As that popular saying goes: Only in America.
If you’re concerned that the recession will bring this country to a complete halt, and I acknowledge it is causing genuine and serious pain, well, it’s time to rethink that thesis – at least for a moment.
I say that after coming across TOFU, a fuzzy, feathered owl-like robot from MIT graduate student and researcher Ryan Wistort.
Yes, he writes, his robot ”is named after the squashing and stretching food product.” Why? It also can “squash and stretch.”
And get this: He studied electrical engineering at the University of Washington in Seattle.
I point to Wistort because his work and outlook, as well as others from the MIT Media Lab’s Personal Robots Group, illustrate that innovation continues to prosper in the United States.
Yes, there is a litany of economic woes that is turning President Obama’s hair gray sooner than expected. Research and investment dollars are harder to find.

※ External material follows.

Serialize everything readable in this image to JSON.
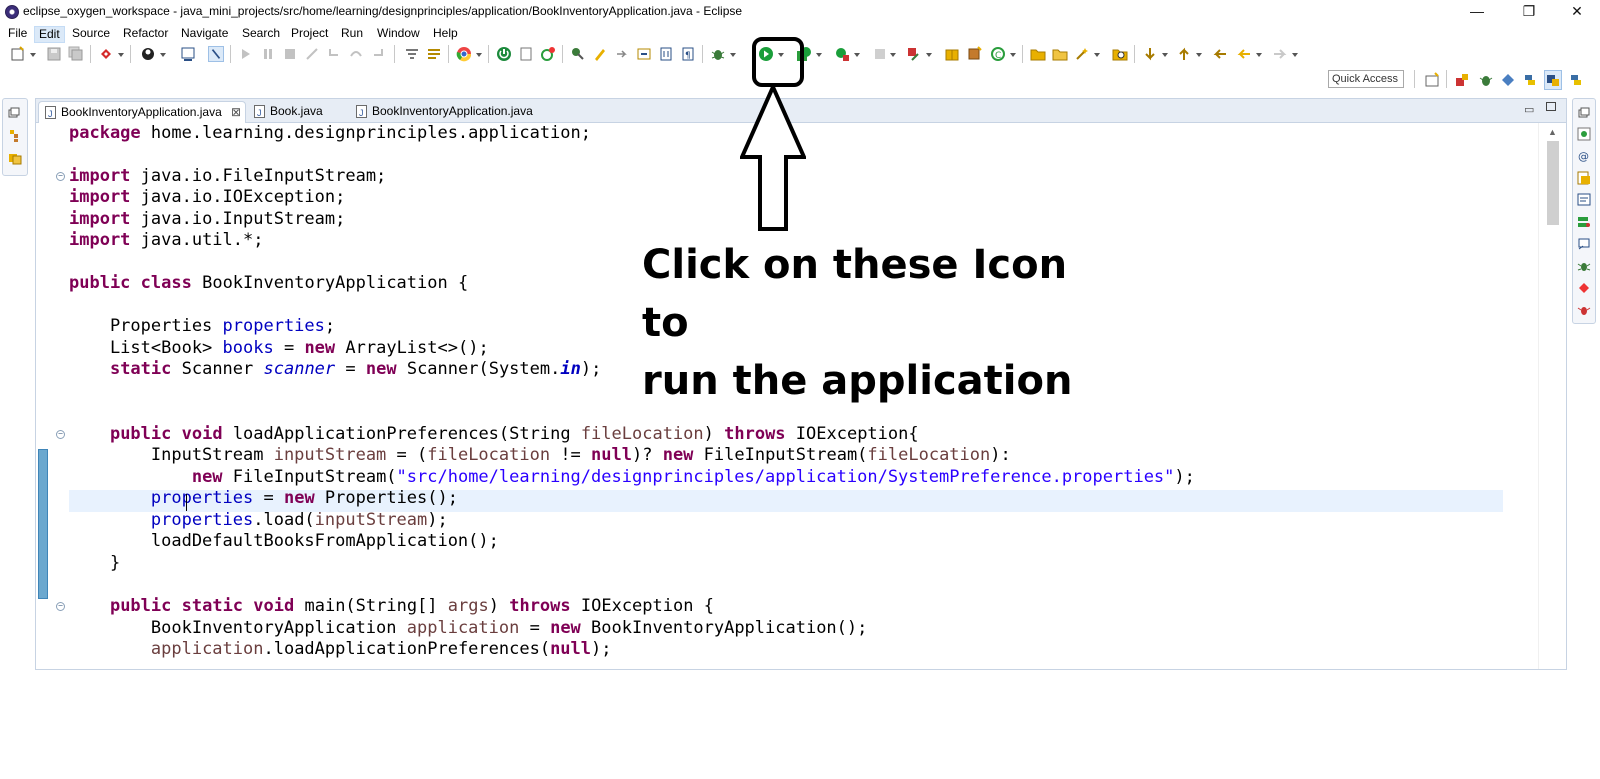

But as we know, computer companies that gained worldwide influence once started with people tinkering in suburban garages.

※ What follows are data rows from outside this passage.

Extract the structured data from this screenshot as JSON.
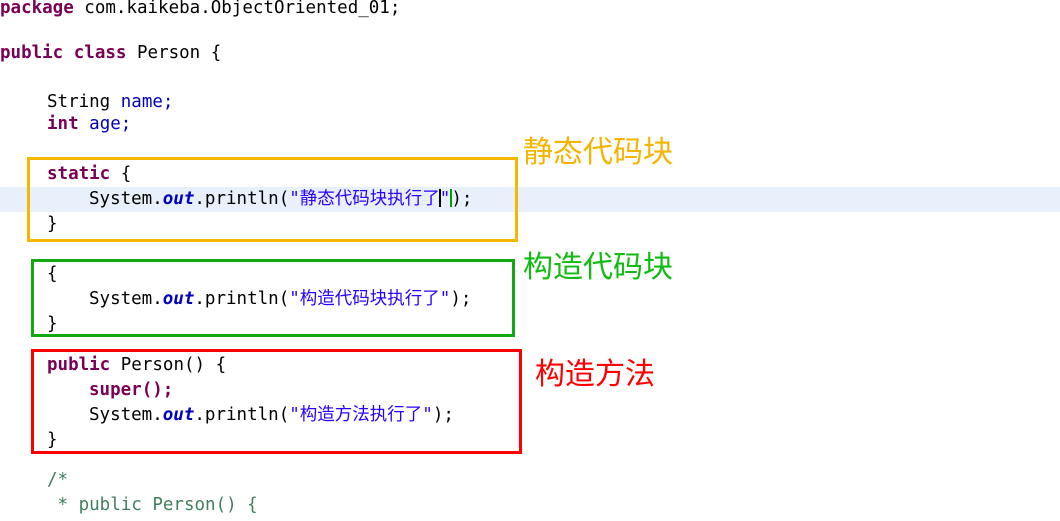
{
  "editor": {
    "background_color": "#ffffff",
    "caret_line_color": "#e8f0fc",
    "syntax_colors": {
      "keyword": "#7a0055",
      "plain": "#000000",
      "field": "#0000c0",
      "static_field": "#0000c0",
      "string": "#2a00ff",
      "comment": "#3f7f5f"
    }
  },
  "code": {
    "line_package": {
      "keyword": "package",
      "rest": " com.kaikeba.ObjectOriented_01;"
    },
    "line_class": {
      "kw_public": "public",
      "kw_class": "class",
      "name": "Person",
      "brace": "{"
    },
    "line_field_name": {
      "type": "String",
      "name": "name",
      "semi": ";"
    },
    "line_field_age": {
      "type": "int",
      "name": "age",
      "semi": ";"
    },
    "static_block": {
      "keyword": "static",
      "open_brace": "{",
      "call_obj": "System",
      "dot1": ".",
      "call_field": "out",
      "dot2": ".",
      "call_method": "println",
      "paren_open": "(",
      "string": "\"静态代码块执行了\"",
      "string_open_quote": "\"",
      "string_text": "静态代码块执行了",
      "string_close_quote": "\"",
      "paren_close": ")",
      "semi": ";",
      "close_brace": "}"
    },
    "instance_block": {
      "open_brace": "{",
      "call_obj": "System",
      "dot1": ".",
      "call_field": "out",
      "dot2": ".",
      "call_method": "println",
      "paren_open": "(",
      "string_open_quote": "\"",
      "string_text": "构造代码块执行了",
      "string_close_quote": "\"",
      "paren_close": ")",
      "semi": ";",
      "close_brace": "}"
    },
    "constructor": {
      "kw_public": "public",
      "name": "Person",
      "parens": "()",
      "open_brace": "{",
      "kw_super": "super",
      "super_parens": "();",
      "call_obj": "System",
      "dot1": ".",
      "call_field": "out",
      "dot2": ".",
      "call_method": "println",
      "paren_open": "(",
      "string_open_quote": "\"",
      "string_text": "构造方法执行了",
      "string_close_quote": "\"",
      "paren_close": ")",
      "semi": ";",
      "close_brace": "}"
    },
    "comment_block": {
      "line1": "/*",
      "line2": " * public Person() {"
    }
  },
  "annotations": [
    {
      "id": "static-block",
      "label": "静态代码块",
      "color": "#f5b400"
    },
    {
      "id": "instance-block",
      "label": "构造代码块",
      "color": "#11bb11"
    },
    {
      "id": "constructor-method",
      "label": "构造方法",
      "color": "#ff0000"
    }
  ]
}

I like tradition. I also believe in innovation.
Take a look at Wistort’s other work. One of his projects is to turn a 1965 Vespa gas-powered scooter into an electric one. “Why?” he writes on his Web site. “Who cares, it’s awesome.”
There is the robot hand he helped develop while living in Seattle. He has posted other videos on Vimeo, including a recent clip of Mochi.

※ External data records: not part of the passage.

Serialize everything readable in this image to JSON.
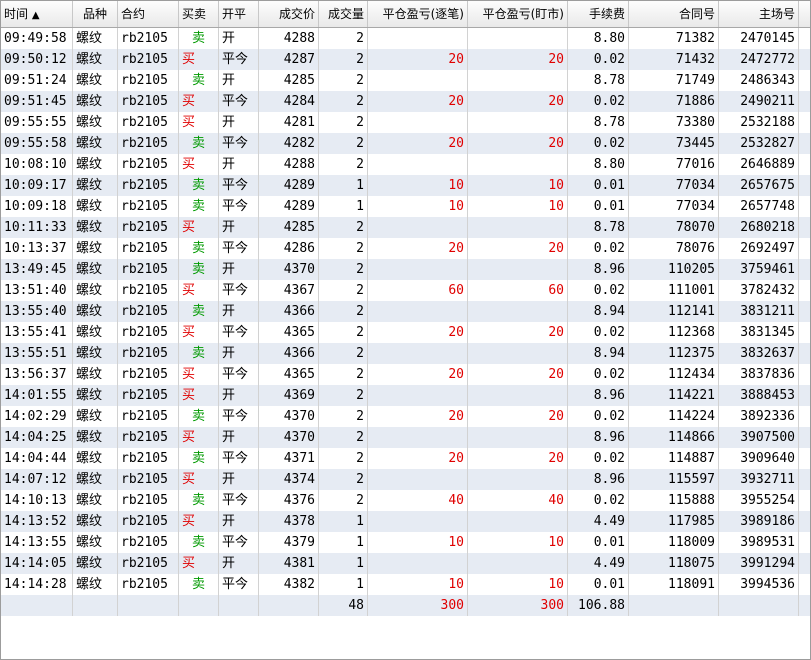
{
  "colors": {
    "buy": "#e00000",
    "sell": "#009a00",
    "profit": "#e00000",
    "alt_row": "#e6ebf3"
  },
  "headers": {
    "time": "时间",
    "sort_indicator": "▲",
    "variety": "品种",
    "contract": "合约",
    "side": "买卖",
    "open_close": "开平",
    "price": "成交价",
    "volume": "成交量",
    "close_pnl_trade": "平仓盈亏(逐笔)",
    "close_pnl_mtm": "平仓盈亏(盯市)",
    "fee": "手续费",
    "contract_no": "合同号",
    "exchange_no": "主场号"
  },
  "rows": [
    {
      "time": "09:49:58",
      "variety": "螺纹",
      "contract": "rb2105",
      "side": "卖",
      "side_type": "sell",
      "oc": "开",
      "price": "4288",
      "vol": "2",
      "pnl1": "",
      "pnl2": "",
      "fee": "8.80",
      "cno": "71382",
      "eno": "2470145"
    },
    {
      "time": "09:50:12",
      "variety": "螺纹",
      "contract": "rb2105",
      "side": "买",
      "side_type": "buy",
      "oc": "平今",
      "price": "4287",
      "vol": "2",
      "pnl1": "20",
      "pnl2": "20",
      "fee": "0.02",
      "cno": "71432",
      "eno": "2472772"
    },
    {
      "time": "09:51:24",
      "variety": "螺纹",
      "contract": "rb2105",
      "side": "卖",
      "side_type": "sell",
      "oc": "开",
      "price": "4285",
      "vol": "2",
      "pnl1": "",
      "pnl2": "",
      "fee": "8.78",
      "cno": "71749",
      "eno": "2486343"
    },
    {
      "time": "09:51:45",
      "variety": "螺纹",
      "contract": "rb2105",
      "side": "买",
      "side_type": "buy",
      "oc": "平今",
      "price": "4284",
      "vol": "2",
      "pnl1": "20",
      "pnl2": "20",
      "fee": "0.02",
      "cno": "71886",
      "eno": "2490211"
    },
    {
      "time": "09:55:55",
      "variety": "螺纹",
      "contract": "rb2105",
      "side": "买",
      "side_type": "buy",
      "oc": "开",
      "price": "4281",
      "vol": "2",
      "pnl1": "",
      "pnl2": "",
      "fee": "8.78",
      "cno": "73380",
      "eno": "2532188"
    },
    {
      "time": "09:55:58",
      "variety": "螺纹",
      "contract": "rb2105",
      "side": "卖",
      "side_type": "sell",
      "oc": "平今",
      "price": "4282",
      "vol": "2",
      "pnl1": "20",
      "pnl2": "20",
      "fee": "0.02",
      "cno": "73445",
      "eno": "2532827"
    },
    {
      "time": "10:08:10",
      "variety": "螺纹",
      "contract": "rb2105",
      "side": "买",
      "side_type": "buy",
      "oc": "开",
      "price": "4288",
      "vol": "2",
      "pnl1": "",
      "pnl2": "",
      "fee": "8.80",
      "cno": "77016",
      "eno": "2646889"
    },
    {
      "time": "10:09:17",
      "variety": "螺纹",
      "contract": "rb2105",
      "side": "卖",
      "side_type": "sell",
      "oc": "平今",
      "price": "4289",
      "vol": "1",
      "pnl1": "10",
      "pnl2": "10",
      "fee": "0.01",
      "cno": "77034",
      "eno": "2657675"
    },
    {
      "time": "10:09:18",
      "variety": "螺纹",
      "contract": "rb2105",
      "side": "卖",
      "side_type": "sell",
      "oc": "平今",
      "price": "4289",
      "vol": "1",
      "pnl1": "10",
      "pnl2": "10",
      "fee": "0.01",
      "cno": "77034",
      "eno": "2657748"
    },
    {
      "time": "10:11:33",
      "variety": "螺纹",
      "contract": "rb2105",
      "side": "买",
      "side_type": "buy",
      "oc": "开",
      "price": "4285",
      "vol": "2",
      "pnl1": "",
      "pnl2": "",
      "fee": "8.78",
      "cno": "78070",
      "eno": "2680218"
    },
    {
      "time": "10:13:37",
      "variety": "螺纹",
      "contract": "rb2105",
      "side": "卖",
      "side_type": "sell",
      "oc": "平今",
      "price": "4286",
      "vol": "2",
      "pnl1": "20",
      "pnl2": "20",
      "fee": "0.02",
      "cno": "78076",
      "eno": "2692497"
    },
    {
      "time": "13:49:45",
      "variety": "螺纹",
      "contract": "rb2105",
      "side": "卖",
      "side_type": "sell",
      "oc": "开",
      "price": "4370",
      "vol": "2",
      "pnl1": "",
      "pnl2": "",
      "fee": "8.96",
      "cno": "110205",
      "eno": "3759461"
    },
    {
      "time": "13:51:40",
      "variety": "螺纹",
      "contract": "rb2105",
      "side": "买",
      "side_type": "buy",
      "oc": "平今",
      "price": "4367",
      "vol": "2",
      "pnl1": "60",
      "pnl2": "60",
      "fee": "0.02",
      "cno": "111001",
      "eno": "3782432"
    },
    {
      "time": "13:55:40",
      "variety": "螺纹",
      "contract": "rb2105",
      "side": "卖",
      "side_type": "sell",
      "oc": "开",
      "price": "4366",
      "vol": "2",
      "pnl1": "",
      "pnl2": "",
      "fee": "8.94",
      "cno": "112141",
      "eno": "3831211"
    },
    {
      "time": "13:55:41",
      "variety": "螺纹",
      "contract": "rb2105",
      "side": "买",
      "side_type": "buy",
      "oc": "平今",
      "price": "4365",
      "vol": "2",
      "pnl1": "20",
      "pnl2": "20",
      "fee": "0.02",
      "cno": "112368",
      "eno": "3831345"
    },
    {
      "time": "13:55:51",
      "variety": "螺纹",
      "contract": "rb2105",
      "side": "卖",
      "side_type": "sell",
      "oc": "开",
      "price": "4366",
      "vol": "2",
      "pnl1": "",
      "pnl2": "",
      "fee": "8.94",
      "cno": "112375",
      "eno": "3832637"
    },
    {
      "time": "13:56:37",
      "variety": "螺纹",
      "contract": "rb2105",
      "side": "买",
      "side_type": "buy",
      "oc": "平今",
      "price": "4365",
      "vol": "2",
      "pnl1": "20",
      "pnl2": "20",
      "fee": "0.02",
      "cno": "112434",
      "eno": "3837836"
    },
    {
      "time": "14:01:55",
      "variety": "螺纹",
      "contract": "rb2105",
      "side": "买",
      "side_type": "buy",
      "oc": "开",
      "price": "4369",
      "vol": "2",
      "pnl1": "",
      "pnl2": "",
      "fee": "8.96",
      "cno": "114221",
      "eno": "3888453"
    },
    {
      "time": "14:02:29",
      "variety": "螺纹",
      "contract": "rb2105",
      "side": "卖",
      "side_type": "sell",
      "oc": "平今",
      "price": "4370",
      "vol": "2",
      "pnl1": "20",
      "pnl2": "20",
      "fee": "0.02",
      "cno": "114224",
      "eno": "3892336"
    },
    {
      "time": "14:04:25",
      "variety": "螺纹",
      "contract": "rb2105",
      "side": "买",
      "side_type": "buy",
      "oc": "开",
      "price": "4370",
      "vol": "2",
      "pnl1": "",
      "pnl2": "",
      "fee": "8.96",
      "cno": "114866",
      "eno": "3907500"
    },
    {
      "time": "14:04:44",
      "variety": "螺纹",
      "contract": "rb2105",
      "side": "卖",
      "side_type": "sell",
      "oc": "平今",
      "price": "4371",
      "vol": "2",
      "pnl1": "20",
      "pnl2": "20",
      "fee": "0.02",
      "cno": "114887",
      "eno": "3909640"
    },
    {
      "time": "14:07:12",
      "variety": "螺纹",
      "contract": "rb2105",
      "side": "买",
      "side_type": "buy",
      "oc": "开",
      "price": "4374",
      "vol": "2",
      "pnl1": "",
      "pnl2": "",
      "fee": "8.96",
      "cno": "115597",
      "eno": "3932711"
    },
    {
      "time": "14:10:13",
      "variety": "螺纹",
      "contract": "rb2105",
      "side": "卖",
      "side_type": "sell",
      "oc": "平今",
      "price": "4376",
      "vol": "2",
      "pnl1": "40",
      "pnl2": "40",
      "fee": "0.02",
      "cno": "115888",
      "eno": "3955254"
    },
    {
      "time": "14:13:52",
      "variety": "螺纹",
      "contract": "rb2105",
      "side": "买",
      "side_type": "buy",
      "oc": "开",
      "price": "4378",
      "vol": "1",
      "pnl1": "",
      "pnl2": "",
      "fee": "4.49",
      "cno": "117985",
      "eno": "3989186"
    },
    {
      "time": "14:13:55",
      "variety": "螺纹",
      "contract": "rb2105",
      "side": "卖",
      "side_type": "sell",
      "oc": "平今",
      "price": "4379",
      "vol": "1",
      "pnl1": "10",
      "pnl2": "10",
      "fee": "0.01",
      "cno": "118009",
      "eno": "3989531"
    },
    {
      "time": "14:14:05",
      "variety": "螺纹",
      "contract": "rb2105",
      "side": "买",
      "side_type": "buy",
      "oc": "开",
      "price": "4381",
      "vol": "1",
      "pnl1": "",
      "pnl2": "",
      "fee": "4.49",
      "cno": "118075",
      "eno": "3991294"
    },
    {
      "time": "14:14:28",
      "variety": "螺纹",
      "contract": "rb2105",
      "side": "卖",
      "side_type": "sell",
      "oc": "平今",
      "price": "4382",
      "vol": "1",
      "pnl1": "10",
      "pnl2": "10",
      "fee": "0.01",
      "cno": "118091",
      "eno": "3994536"
    }
  ],
  "summary": {
    "vol": "48",
    "pnl1": "300",
    "pnl2": "300",
    "fee": "106.88"
  }
}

Economists often talk about the idea of a self-fulfilling prophecy – that we build our lives, to an extent, around what we believe will happen. So, if you think failure is in your future, you start believing it and living it daily.
Some people just give up.
One of my saddest moments as a journalist was interviewing people last year who seriously were on the brink.
After I heard their stories, I thought: “Thanks for talking to me on the record for my story. Good luck.”
I would have offered them advice. But I didn’t have any idea to offer at the time.
I like how Wistort has embraced the idea of “Why not?” as compared to “That’s impossible.”
Or, as he writes: “This crusade of eternal adolescence has most recently (led) me to MIT, where I am working on a masters degree in super cool robot technology.”
On his Web site, he has posted photos of TOFU and a nice sketch of the robot.
Yes, TOFU has received recognition on Boing Boing. Other media outlets have chimed in, too.
Anyway you look at it, though, TOFU is new, fresh. If you asked me how to build one just like it, I’d look at you and shrug.
When I was a graduate student in international affairs, one of my roommates was studying engineering.
If I recall correctly, he talked about “growing” cartilage in a lab and injecting it into parts of the body that needed it, say in the kneecap.
I just listened.
It’s too bad I don’t live in the Boston area, where I could just call up Wistort and the other MIT researchers and ask to visit their media lab.
Another thing: Tofu (the word) has now stretched from a province near Shanghai, across the Pacific Ocean, to the mind of a researcher who studied in Seattle.
Then from the West Coast, the word stayed with him in Cambridge, Mass. at one of the country’s most august universities.
Now, “tofu” is not only attached to vegetarian food. But it’s associated with a robot with eyes that can move and a body that can squish.
I’m sure TOFU makes kids and adults smile and say, “Wow.”
More importantly, though, TOFU prompts us to ask a basic but important question: “How did you do that?”
UPDATE: I’ve said before that I try not to link that often to The New York Times. It’s easy to find the company’s stories.
But the company offers up top-notch journalism, including this interesting look at robots who aren’t being put to use in Japan. The reason: The recession.
So THIS is what MIT grads do in their spare time. I always wondered. My grandfather was there back in the 30′s but ended up in the field of surface science studying how molecules move on different surfaces or something like that. I was just a social science major – it’s all beyond me!